Mrs. Davies was standing just within the parlor door at the moment, blus.h.i.+ng over the praises lavished on her by the chaplain's impulsive helpmeet and trying hard to say civil and appropriate things to her guests. The officers, one and all, had edged into the hall-way in eagerness to hear the news.
”What was it Mr. Sanders said?” asked Mrs. Leonard, anxious to know what detained her husband. Hay half turned.
”He says they arrested two men, one of them apparently deserting, being in civilian dress and aboard the train,--Captain Devers's new clerk, Howard.”

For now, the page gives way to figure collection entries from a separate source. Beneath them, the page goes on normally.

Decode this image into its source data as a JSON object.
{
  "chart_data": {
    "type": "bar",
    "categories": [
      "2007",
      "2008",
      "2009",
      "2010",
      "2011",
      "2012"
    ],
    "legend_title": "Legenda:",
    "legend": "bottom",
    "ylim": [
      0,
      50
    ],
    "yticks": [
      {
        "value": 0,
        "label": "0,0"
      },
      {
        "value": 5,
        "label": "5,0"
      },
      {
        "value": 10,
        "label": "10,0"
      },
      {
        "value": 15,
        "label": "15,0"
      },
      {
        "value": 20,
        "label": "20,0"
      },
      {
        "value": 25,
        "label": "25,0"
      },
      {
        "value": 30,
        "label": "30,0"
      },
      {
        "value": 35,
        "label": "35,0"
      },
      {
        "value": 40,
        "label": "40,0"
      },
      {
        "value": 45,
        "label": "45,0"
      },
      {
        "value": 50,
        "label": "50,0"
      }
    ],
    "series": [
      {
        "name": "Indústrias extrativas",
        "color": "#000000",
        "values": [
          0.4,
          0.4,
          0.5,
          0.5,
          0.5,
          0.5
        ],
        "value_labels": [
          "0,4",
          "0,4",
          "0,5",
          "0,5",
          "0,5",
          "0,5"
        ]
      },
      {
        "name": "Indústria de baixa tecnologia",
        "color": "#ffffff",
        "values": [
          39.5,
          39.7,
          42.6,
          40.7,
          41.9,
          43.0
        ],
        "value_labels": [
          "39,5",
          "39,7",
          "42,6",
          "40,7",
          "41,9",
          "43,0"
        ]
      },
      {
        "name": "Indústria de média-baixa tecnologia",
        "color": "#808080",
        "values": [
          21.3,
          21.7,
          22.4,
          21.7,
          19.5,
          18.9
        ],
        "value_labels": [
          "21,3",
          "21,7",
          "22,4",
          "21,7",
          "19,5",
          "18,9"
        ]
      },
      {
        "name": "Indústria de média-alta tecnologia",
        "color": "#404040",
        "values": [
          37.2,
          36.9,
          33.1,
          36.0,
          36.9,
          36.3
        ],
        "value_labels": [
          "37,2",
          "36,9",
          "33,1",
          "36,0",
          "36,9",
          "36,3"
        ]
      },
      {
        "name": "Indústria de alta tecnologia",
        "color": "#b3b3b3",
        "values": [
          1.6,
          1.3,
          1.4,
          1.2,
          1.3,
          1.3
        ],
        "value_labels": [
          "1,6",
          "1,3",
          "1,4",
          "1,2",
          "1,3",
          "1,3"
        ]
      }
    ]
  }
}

And then every one in the parlor saw that Mrs. Davies was seized as with sudden faintness. She turned very white and grasped at the nearest chair for support. ”I'm only dizzy, not ill, or I don't know what it is,” she protested, as they crowded round her, and Davies came quickly in, conscious that something was amiss. Nor did she recover her color or her calm. Nervous, fluttering answers only could she give to their sympathetic inquiries, and when presently Leonard reappeared, cool and imperturbable as ever, she was evidently relieved to see her guests departing. The adjutant explained his detention by saying he had gone to the colonel's with Sanders, who had galloped ahead, leaving his guard to bring along the prisoners in an ambulance, Paine too drunk to be able to move. They would hardly arrive before eleven.
”The colonel desires to see you at the office at eight o'clock in the morning,” said he in low tone to Cranston. ”Howard has been away all day,--since guard-mounting, in fact,--and no report was made of it.